Address
- 20700 Matteson Avenue Matteson, Illinois, 60443 United States

District information
- Type: Public
- Grades: PreK–8
- NCES District ID: 1736300

Students and staff
- Students: 1,779

Other information
- Website: www.dist159.com

= Elementary School District 159 =

School district in Cook County, Illinois, USA

Elementary School District 159 (ESD 159), also known as Matteson School District 159, is a school district headquartered in Matteson, Illinois near Chicago, United States.

The district serves portions of Matteson, Richton Park, Frankfort, and Tinley Park. As of 2017 it has 2,100 students.

==History==
The first school in what would become the district, the Sieden Prairie Schoolhouse, opened in 1869. The district headquarters was located on the former site of the schoolhouse. The district considers 1869 as its date of establishment.

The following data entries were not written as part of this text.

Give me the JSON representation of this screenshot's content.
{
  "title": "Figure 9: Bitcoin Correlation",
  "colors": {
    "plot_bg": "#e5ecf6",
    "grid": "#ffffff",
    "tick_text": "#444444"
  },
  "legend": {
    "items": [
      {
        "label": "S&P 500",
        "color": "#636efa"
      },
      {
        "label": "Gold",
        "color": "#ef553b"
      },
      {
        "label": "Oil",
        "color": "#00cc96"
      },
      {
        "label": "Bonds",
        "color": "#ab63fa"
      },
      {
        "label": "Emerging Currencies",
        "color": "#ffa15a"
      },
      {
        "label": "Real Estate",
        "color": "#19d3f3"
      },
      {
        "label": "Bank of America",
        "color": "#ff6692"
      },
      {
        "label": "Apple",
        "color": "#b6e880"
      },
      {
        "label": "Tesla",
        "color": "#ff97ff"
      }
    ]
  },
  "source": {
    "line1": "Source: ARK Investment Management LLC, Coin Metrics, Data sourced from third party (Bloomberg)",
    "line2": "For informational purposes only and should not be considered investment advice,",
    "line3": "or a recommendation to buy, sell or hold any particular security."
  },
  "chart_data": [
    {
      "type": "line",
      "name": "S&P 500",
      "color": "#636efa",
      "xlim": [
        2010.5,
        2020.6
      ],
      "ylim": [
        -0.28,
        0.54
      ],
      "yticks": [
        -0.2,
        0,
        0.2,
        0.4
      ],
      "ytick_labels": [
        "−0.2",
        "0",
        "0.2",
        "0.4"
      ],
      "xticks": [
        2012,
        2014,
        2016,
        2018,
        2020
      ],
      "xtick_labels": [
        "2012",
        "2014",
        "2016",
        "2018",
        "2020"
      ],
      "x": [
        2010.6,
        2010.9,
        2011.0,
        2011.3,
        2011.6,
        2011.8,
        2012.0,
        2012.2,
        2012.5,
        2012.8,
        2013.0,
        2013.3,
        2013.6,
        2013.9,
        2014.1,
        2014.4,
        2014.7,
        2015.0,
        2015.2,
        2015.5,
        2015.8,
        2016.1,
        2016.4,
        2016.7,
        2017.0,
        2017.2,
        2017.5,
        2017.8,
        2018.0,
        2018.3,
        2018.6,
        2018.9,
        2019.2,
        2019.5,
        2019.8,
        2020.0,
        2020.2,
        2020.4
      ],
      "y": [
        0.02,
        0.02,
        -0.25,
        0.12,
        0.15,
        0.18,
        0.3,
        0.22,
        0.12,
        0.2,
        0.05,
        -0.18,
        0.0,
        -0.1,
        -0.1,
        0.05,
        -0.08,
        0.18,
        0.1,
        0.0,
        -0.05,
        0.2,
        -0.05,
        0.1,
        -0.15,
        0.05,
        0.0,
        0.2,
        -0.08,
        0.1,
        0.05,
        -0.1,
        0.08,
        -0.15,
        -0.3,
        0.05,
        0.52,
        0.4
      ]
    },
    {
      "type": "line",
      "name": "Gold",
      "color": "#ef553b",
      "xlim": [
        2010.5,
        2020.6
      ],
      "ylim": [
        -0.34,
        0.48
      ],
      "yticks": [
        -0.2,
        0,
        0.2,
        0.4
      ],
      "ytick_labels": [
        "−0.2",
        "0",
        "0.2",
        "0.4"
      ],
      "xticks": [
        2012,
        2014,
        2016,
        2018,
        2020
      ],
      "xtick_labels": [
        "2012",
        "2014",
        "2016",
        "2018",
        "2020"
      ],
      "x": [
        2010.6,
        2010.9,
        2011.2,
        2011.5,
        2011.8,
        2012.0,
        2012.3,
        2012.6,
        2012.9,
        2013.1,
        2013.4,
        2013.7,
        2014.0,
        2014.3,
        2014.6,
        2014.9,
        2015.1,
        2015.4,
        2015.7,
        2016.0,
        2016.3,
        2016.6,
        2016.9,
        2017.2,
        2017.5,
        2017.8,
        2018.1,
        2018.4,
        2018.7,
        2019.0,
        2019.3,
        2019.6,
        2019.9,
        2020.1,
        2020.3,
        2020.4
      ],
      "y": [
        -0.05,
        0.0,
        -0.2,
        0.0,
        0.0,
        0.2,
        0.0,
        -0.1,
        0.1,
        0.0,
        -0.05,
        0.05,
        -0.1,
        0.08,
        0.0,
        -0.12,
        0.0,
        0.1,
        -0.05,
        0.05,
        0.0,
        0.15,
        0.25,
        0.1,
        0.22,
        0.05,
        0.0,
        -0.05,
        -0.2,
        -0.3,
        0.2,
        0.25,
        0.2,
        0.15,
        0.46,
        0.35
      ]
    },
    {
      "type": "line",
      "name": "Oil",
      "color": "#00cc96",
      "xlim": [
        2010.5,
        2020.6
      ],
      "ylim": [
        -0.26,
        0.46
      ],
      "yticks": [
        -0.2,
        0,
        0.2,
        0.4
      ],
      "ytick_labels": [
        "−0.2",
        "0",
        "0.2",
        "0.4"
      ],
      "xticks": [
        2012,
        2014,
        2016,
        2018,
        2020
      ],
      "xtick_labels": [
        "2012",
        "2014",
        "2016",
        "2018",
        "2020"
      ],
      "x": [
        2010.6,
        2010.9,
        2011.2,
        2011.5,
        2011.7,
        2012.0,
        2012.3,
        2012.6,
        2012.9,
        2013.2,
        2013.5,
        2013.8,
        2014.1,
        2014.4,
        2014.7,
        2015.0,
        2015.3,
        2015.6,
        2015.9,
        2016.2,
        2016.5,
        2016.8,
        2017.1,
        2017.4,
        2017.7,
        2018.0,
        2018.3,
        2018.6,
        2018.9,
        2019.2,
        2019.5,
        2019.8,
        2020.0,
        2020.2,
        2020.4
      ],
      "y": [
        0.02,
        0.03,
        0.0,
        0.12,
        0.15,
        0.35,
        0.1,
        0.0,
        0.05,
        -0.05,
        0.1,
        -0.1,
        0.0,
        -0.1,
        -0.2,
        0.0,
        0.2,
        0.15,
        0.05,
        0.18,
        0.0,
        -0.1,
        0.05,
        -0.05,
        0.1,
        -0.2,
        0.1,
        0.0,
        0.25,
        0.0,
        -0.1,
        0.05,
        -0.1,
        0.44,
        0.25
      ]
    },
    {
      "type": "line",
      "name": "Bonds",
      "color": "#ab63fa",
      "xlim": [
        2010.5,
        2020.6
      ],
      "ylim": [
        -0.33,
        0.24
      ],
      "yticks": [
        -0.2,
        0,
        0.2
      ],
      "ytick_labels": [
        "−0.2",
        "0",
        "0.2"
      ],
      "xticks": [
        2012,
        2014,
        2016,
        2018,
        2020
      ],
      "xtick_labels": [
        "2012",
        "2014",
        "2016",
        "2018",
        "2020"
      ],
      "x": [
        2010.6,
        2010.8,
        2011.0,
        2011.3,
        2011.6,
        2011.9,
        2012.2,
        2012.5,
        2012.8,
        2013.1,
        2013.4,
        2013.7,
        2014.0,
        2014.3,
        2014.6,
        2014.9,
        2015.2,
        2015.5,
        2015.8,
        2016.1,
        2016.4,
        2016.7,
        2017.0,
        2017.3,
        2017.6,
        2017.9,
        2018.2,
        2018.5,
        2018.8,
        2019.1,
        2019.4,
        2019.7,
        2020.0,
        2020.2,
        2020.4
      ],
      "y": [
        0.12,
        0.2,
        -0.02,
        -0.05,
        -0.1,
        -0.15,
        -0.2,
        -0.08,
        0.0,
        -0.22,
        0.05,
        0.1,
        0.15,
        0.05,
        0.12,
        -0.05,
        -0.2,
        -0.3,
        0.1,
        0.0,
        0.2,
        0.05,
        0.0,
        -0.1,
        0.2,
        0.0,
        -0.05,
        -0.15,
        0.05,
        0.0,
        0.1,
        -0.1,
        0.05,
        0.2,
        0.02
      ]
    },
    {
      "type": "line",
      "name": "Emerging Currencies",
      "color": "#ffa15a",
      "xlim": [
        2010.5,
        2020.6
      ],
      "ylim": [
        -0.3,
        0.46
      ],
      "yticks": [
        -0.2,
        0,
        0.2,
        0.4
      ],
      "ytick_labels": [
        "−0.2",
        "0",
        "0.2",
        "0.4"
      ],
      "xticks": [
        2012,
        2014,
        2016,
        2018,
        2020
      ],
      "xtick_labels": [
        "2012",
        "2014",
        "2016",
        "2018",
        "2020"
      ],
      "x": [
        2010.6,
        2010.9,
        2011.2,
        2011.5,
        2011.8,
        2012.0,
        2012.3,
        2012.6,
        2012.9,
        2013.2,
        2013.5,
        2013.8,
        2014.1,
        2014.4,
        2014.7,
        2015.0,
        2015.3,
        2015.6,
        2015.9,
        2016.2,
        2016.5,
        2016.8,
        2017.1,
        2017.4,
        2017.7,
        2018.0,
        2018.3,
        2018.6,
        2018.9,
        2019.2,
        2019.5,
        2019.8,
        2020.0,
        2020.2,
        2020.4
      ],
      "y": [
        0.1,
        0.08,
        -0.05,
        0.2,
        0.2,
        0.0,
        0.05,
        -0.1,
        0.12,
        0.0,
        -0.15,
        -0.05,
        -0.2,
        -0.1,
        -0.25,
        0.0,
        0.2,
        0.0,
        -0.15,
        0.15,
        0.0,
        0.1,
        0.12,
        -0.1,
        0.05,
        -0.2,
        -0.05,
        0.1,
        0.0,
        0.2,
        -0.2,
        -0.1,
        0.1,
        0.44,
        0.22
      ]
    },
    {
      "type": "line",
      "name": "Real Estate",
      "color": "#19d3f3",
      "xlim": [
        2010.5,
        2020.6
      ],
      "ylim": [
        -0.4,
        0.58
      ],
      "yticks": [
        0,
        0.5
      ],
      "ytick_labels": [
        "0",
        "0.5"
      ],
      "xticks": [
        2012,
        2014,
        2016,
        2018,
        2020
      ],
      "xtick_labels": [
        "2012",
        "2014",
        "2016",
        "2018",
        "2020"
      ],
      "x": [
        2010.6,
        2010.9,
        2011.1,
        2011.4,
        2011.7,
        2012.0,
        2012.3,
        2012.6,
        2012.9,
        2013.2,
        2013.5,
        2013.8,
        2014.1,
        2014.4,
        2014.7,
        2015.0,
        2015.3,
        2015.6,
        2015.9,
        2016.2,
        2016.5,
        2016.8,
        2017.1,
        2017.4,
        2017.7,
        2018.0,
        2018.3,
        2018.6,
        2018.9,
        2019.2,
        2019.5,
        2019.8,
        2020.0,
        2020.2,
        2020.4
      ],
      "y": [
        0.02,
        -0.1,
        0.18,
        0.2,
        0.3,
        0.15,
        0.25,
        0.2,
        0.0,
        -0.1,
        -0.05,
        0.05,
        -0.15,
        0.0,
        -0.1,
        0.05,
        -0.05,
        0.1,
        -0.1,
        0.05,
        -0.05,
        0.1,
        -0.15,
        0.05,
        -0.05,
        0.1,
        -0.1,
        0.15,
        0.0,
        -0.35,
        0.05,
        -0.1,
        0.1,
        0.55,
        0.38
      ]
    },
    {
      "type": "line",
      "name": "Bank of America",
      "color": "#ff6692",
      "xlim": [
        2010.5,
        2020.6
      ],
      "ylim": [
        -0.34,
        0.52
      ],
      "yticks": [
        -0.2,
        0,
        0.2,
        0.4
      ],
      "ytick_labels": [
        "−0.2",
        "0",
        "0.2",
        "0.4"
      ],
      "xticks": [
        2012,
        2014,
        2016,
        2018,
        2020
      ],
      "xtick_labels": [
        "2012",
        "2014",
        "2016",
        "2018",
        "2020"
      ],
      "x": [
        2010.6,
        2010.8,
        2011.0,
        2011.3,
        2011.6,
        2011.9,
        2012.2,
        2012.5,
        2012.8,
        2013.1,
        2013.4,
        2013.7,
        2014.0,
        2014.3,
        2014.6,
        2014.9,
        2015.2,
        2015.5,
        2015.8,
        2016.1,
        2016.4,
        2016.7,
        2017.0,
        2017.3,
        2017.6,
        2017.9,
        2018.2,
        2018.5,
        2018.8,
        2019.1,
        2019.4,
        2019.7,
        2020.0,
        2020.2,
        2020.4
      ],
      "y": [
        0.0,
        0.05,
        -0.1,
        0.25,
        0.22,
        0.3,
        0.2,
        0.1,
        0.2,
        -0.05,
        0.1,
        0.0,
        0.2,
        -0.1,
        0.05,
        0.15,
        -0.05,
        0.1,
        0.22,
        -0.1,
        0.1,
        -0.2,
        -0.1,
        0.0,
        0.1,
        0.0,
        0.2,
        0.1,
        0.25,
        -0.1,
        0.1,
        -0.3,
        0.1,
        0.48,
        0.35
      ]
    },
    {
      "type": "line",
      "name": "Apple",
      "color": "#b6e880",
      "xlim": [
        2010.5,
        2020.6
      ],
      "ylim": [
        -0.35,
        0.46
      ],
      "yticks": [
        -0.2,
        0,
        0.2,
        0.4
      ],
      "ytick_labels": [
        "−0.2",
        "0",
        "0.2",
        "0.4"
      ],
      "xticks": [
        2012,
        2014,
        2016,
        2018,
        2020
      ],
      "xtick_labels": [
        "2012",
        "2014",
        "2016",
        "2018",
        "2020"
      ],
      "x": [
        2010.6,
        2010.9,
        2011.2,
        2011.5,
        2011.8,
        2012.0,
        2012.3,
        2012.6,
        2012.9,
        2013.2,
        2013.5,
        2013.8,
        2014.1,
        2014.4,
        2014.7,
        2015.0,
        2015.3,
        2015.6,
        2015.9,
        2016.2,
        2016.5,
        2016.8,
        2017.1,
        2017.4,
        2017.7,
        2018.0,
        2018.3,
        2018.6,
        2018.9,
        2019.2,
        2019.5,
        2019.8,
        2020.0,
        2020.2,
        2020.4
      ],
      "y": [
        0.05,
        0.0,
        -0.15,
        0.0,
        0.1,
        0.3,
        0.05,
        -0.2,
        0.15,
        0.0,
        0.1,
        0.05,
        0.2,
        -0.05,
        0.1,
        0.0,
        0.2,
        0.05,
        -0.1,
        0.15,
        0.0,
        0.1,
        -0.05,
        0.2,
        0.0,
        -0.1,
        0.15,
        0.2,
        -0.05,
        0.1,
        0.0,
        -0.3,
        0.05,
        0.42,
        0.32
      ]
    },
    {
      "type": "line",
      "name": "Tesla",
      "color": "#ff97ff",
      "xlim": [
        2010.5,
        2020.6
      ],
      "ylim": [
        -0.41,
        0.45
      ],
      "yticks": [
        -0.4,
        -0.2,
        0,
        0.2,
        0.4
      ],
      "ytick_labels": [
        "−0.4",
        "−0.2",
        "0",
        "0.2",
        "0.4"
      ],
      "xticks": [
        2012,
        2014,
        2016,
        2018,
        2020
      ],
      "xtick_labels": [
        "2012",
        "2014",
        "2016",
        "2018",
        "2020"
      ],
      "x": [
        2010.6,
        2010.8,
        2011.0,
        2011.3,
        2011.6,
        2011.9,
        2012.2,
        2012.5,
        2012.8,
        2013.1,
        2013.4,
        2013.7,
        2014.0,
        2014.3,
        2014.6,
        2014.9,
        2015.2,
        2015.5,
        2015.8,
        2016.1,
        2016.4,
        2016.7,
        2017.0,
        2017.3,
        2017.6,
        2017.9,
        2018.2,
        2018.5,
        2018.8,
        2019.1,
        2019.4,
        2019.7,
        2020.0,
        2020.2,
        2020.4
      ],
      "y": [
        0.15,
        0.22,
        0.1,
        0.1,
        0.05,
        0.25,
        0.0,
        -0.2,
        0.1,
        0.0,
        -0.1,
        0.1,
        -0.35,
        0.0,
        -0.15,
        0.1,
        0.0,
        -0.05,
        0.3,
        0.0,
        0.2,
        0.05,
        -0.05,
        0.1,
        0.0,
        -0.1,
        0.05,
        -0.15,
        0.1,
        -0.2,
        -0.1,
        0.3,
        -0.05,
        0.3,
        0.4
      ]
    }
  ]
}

From 2007 to 2016, multiple employees were related to a total of eight people who served on the school board. In 2016 the school district did not have a specific policy that addressed the practice of nepotism.

Mable Alfred served as superintendent. In December 2018, the school board voted to remove Alfred from per position. In May 2019, five members of the school board voted to make Alfred the superintendent again, while one voted against the proposal and with one more not voting.

==Schools==
Middle schools:
- Colin Powell Middle School (Matteson)

Elementary schools:
- Neil Armstrong School (Richton Park)
- Sieden Prairie School (Matteson)
- Woodgate School (Matteson)
- Marya Yates School (Matteson)

It previously operated Sedan Prairie School in Tinley Park.

The Vollmer Road headquarters is on the grounds of the former Sieden Prairie School. The previous headquarters was in the Marya Yates Building on Allemong Drive.